La actividad política por excelencia es el diálogo. Comúnmente ocurre en el espacio público, en la polis, en la ciudad. A través de él, convergen dos personas distintas que confrontan o concilian sus pensamientos. En las diferencias, definimos la identidad y reafirmamos o cuestionamos los ideales. Jugar con ideas ajenas amplía nuestra percepción de la realidad. Una buena conversación transforma, amplia horizontes y genera tensiones internas que permiten el fortalecimiento de nuestras justificaciones. El psicoanalista charla para versarse en nuestra conciencia, el buen debatiente escucha los argumentos para contestarlos con ingenio, el parlamentario observa, analiza e interpreta la realidad con diálogos para construir un mensaje que convenza a sus opositores de mejoramientos sociales.
El diálogo teje los acuerdos, la armonía, la resolución de conflictos, la pacificación, la unidad y el conocimiento. La cultura del diálogo fue valorada en el espacio público gracias a su máximo exponente: Sócrates – sus diálogos, escritos por Platón, definieron al pensamiento occidental–. El gran protagonista del método de la mayéutica, método que permite comunicar lo que sabemos y conocer lo que no sabemos. El diálogo implica atención, escucha, cuestionamientos, confrontaciones internas y apertura intelectual. La cultura del diálogo es un presupuesto necesario para la posibilidad de una democracia plural. La pluralidad es el sueño de la humanidad: un sistema político sin discriminación, que proteja a las minorías, erradique los abusos y permita ejercer la libertad individual y construir la igualdad.

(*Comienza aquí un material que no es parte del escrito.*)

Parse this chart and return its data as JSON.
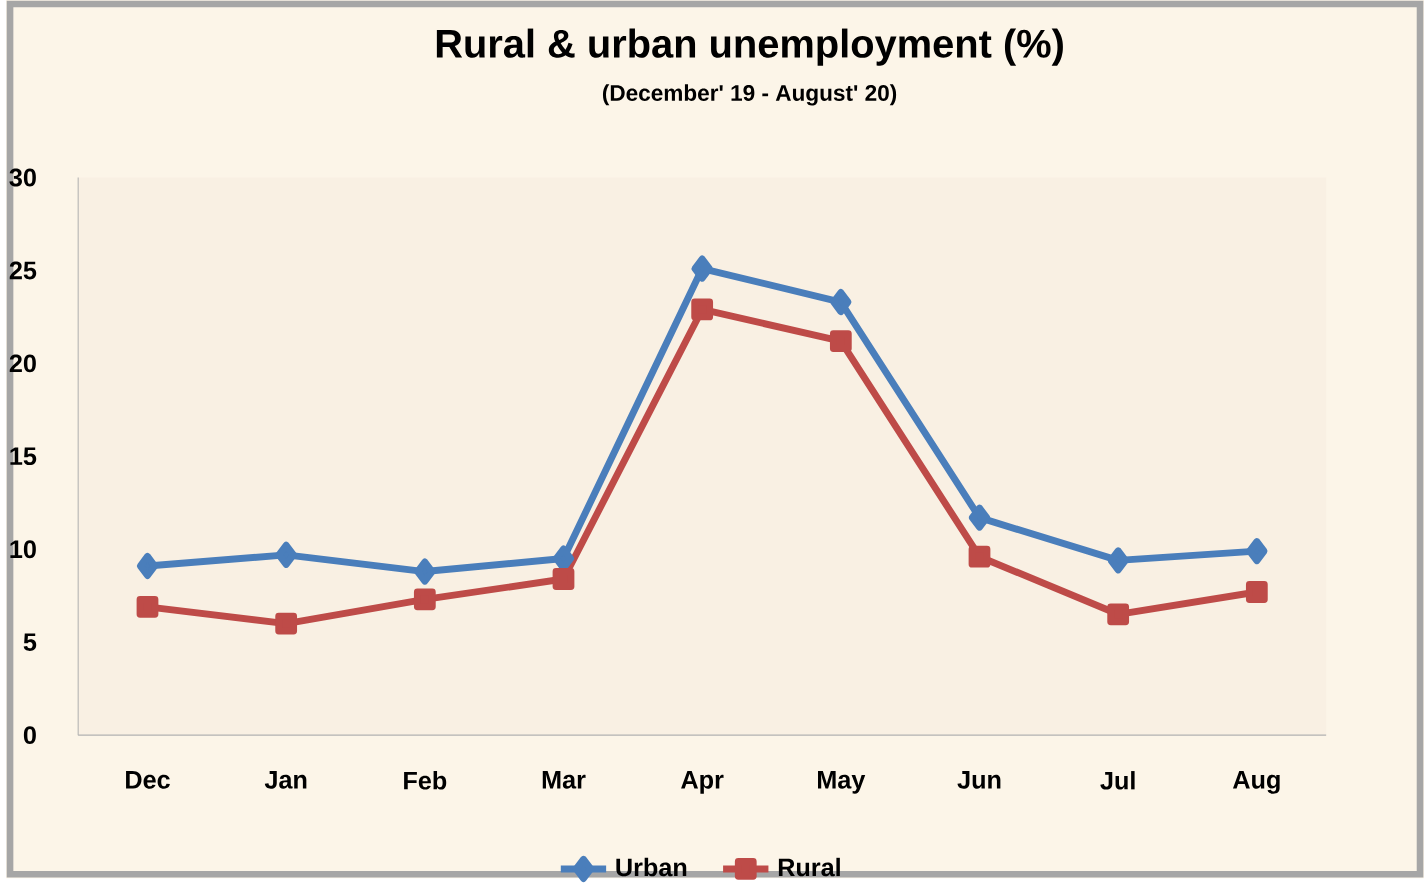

En su esencia, los buenos conversadores son plurales, se esfuerzan por comprender al otro, respetan al que piensa distinto. Sus juicios son moderados, prudentes y audaces. Practican el arte del acuerdo. Unifican, no dividen. Entienden que la realidad es compleja y no es binaria porque, aunque compartimos la condición humana, cada persona es peculiar y singular, fruto de sus experiencias personales, sus traumas, sus deseos, su genética, su cosmovisión, etc. La única condición para el diálogo es el respeto al otro, un amor natural a la condición humana. El que dialoga, empatiza, acepta y es flexible. Cree en la dignidad humana.
Lo contrario al diálogo es la violencia. La violencia es muda y agresiva. Impone. Apela a los miedos del otro, le teme a la diversidad. El violento es rígido, desprecia a parte de la humanidad, a la que es distinta a él. Reduce al mundo a sus propias convicciones. Los golpes no saben de razones ni de palabras. Los insultos no permiten respuestas. La descalificación fomenta al odio, es binaria, divide entre buenos y malos. Su objetivo es criticar sin comprender. Los oradores que no dialogan profieren monólogos, hablan sin escuchar, se vanaglorian de ser aceptados por su grupo de confianza, detestan o ignoran a las diferencias.
La democracia plural entra en crisis cuando la cultura del diálogo es destruida. Toda pluralidad en esencia fomenta el diálogo. El acto máximo de la política –y posiblemente de la razón– es el diálogo, por ello llamamos al poder legislativo, parlamento que proviene del verbo latino: parlar, hablar. Es ahí, el lugar en donde las minorías dialogan con las mayorías con la finalidad de llegar a acuerdos en conjunto, conciliar y construir por el bien de todos. Los padres fundadores de Estados Unidos lo tenían claro, por ello su primer lema como nación fue: “E pluribus unum” que significa “de muchos, uno”. Su fortaleza democrática estaba en aceptar las diferencias entre las colonias y, con el diálogo, fomentar acuerdos que los unieran. Su federalismo se fundó en un axioma: la unidad de la pluralidad.
Los autócratas contemporáneos se disfrazan de demócratas. Les encantan los discursos. Declaman en imperativo, dan órdenes sin aceptar crítica, insultan sin respetar e ignoran a sus contrarios porque los detestan. No son capaces de construir una visión de nación en conjunto con los otros, ante la primer incomodidad, los descalifican y buscan su desaparición. Se esconden en el apoyo de la voluntad popular para destrozar a sus opositores. Intentan definir el rumbo del pueblo describiéndolo como un fenómeno homogéneo, no reconocen las disparidades entre la ciudadanía. Ellos no dialogan, predican y mandan. Se perciben demócratas por el hecho de ser reconocidos así por sus simpatizantes, pero son incapaces de aceptar la pluralidad. Su visión política es todo menos democrática porque sin pluralismo no hay democracia y sin una cultura de diálogo, no hay pluralismo.